Jon Hassell, il primo Roberto Cacciapaglia, Jon Gibson (quello dai Nadja sperimentali), Ben Vince e Colin Stetson sono i riferimenti che l’autore cita come significativi per la creazione di Dwell.
L’album fu registrato in due giorni del novembre 2020, improvvisato nello studio casalingo del Cecchitelli a mezzo di un accordo tra strumentazioni digitale ed analogica; alcuni segnali sono frutto di microfonazione.
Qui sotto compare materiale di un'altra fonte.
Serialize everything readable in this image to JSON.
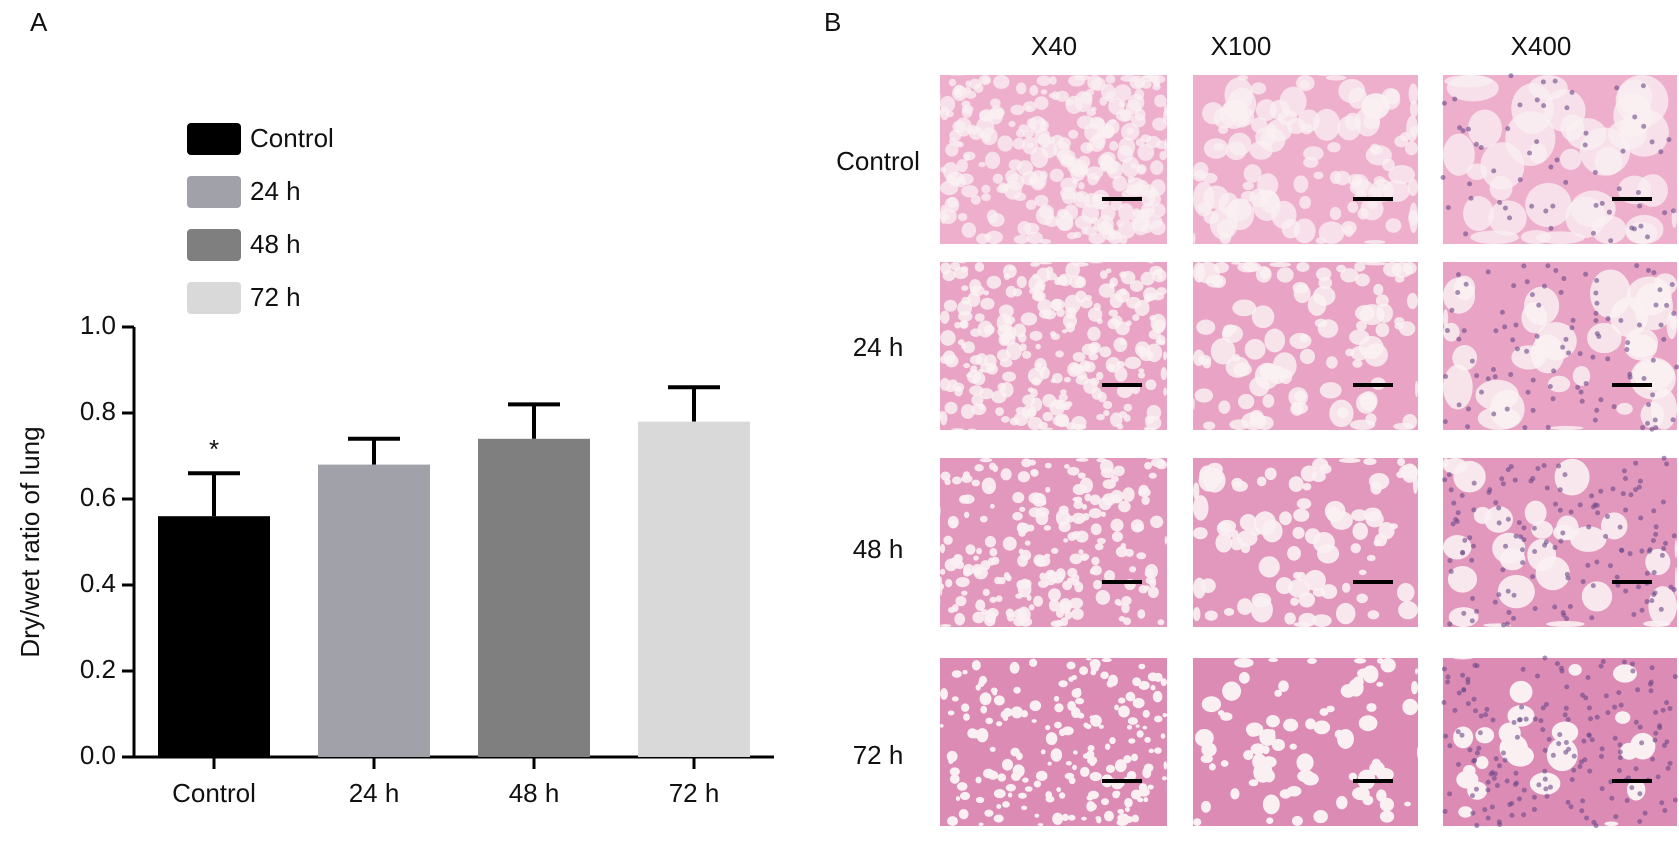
{
  "panel_labels": [
    "A",
    "B"
  ],
  "chart_data": {
    "type": "bar",
    "ylabel": "Dry/wet ratio of lung",
    "categories": [
      "Control",
      "24 h",
      "48 h",
      "72 h"
    ],
    "values": [
      0.56,
      0.68,
      0.74,
      0.78
    ],
    "errors": [
      0.1,
      0.06,
      0.08,
      0.08
    ],
    "colors": [
      "#000000",
      "#a1a1aa",
      "#7f7f7f",
      "#d9d9d9"
    ],
    "annotations": [
      {
        "text": "*",
        "category": 0
      }
    ],
    "ylim": [
      0,
      1
    ],
    "yticks": [
      {
        "value": 0,
        "label": "0.0"
      },
      0.2,
      0.4,
      0.6,
      0.8,
      {
        "value": 1,
        "label": "1.0"
      }
    ],
    "legend": "upper left",
    "grid": false
  },
  "micrographs": {
    "columns": [
      "X40",
      "X100",
      "X400"
    ],
    "rows": [
      "Control",
      "24 h",
      "48 h",
      "72 h"
    ]
  }
}
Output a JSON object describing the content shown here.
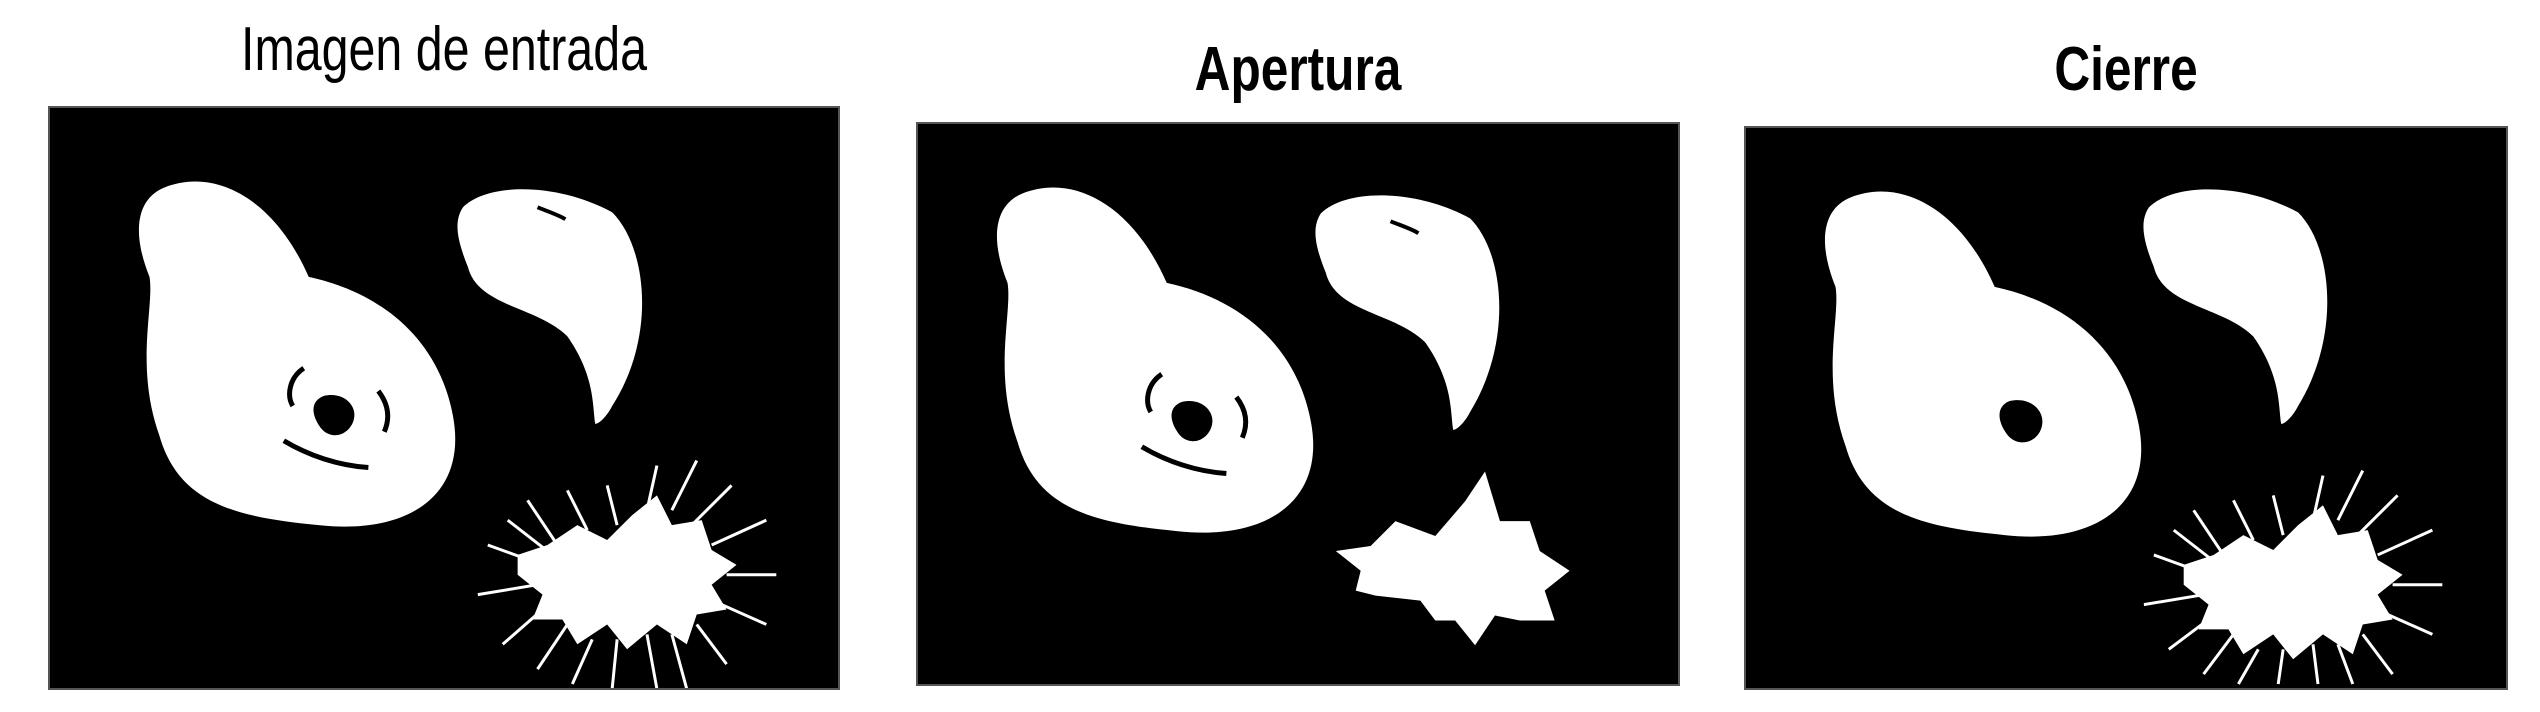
{
  "panels": [
    {
      "id": "input",
      "title": "Imagen de entrada"
    },
    {
      "id": "opening",
      "title": "Apertura"
    },
    {
      "id": "closing",
      "title": "Cierre"
    }
  ],
  "colors": {
    "background": "#000000",
    "foreground": "#ffffff",
    "page": "#ffffff"
  }
}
Poi avvolto in una copertina che nella sua grande semplicità è, a dir poco, brillante – ancor più della biglia che sembra voler abbandonarne la superficie (peccato che la copertina della cassetta sia meno chiara di quella gassosa in rete). La scelta dell’improvvisazione, non nuova per l’artista, e della registrazione in diretta è un ulteriore passo verso la conduzione di questo lavoro a un sentire più prossimo alle sue esibizioni pubbliche. I brani sono un flusso di minimalismo da colonna sonora di un sogno interrotto – folle come solamente i sogni, sereno come solamente i sogni. Conosciamo poco Vince e Baker, e nemmeno le nozioni di Stetson vanno troppo più in là del suo cognome, ma troviamo che Hassell, Gibson e il primo Cacciapaglia siano effettivamente influenze piuttosto udibili; soprattutto gli ultimi due. Possiamo dunque solo congetturare che Stetson e Vince abbiano avuta parte riflessa nel concepimento delle esecuzioni al flauto su “I” e “II”.
Un lavoro, un artista per chi è alla caccia della quiete e del distacco.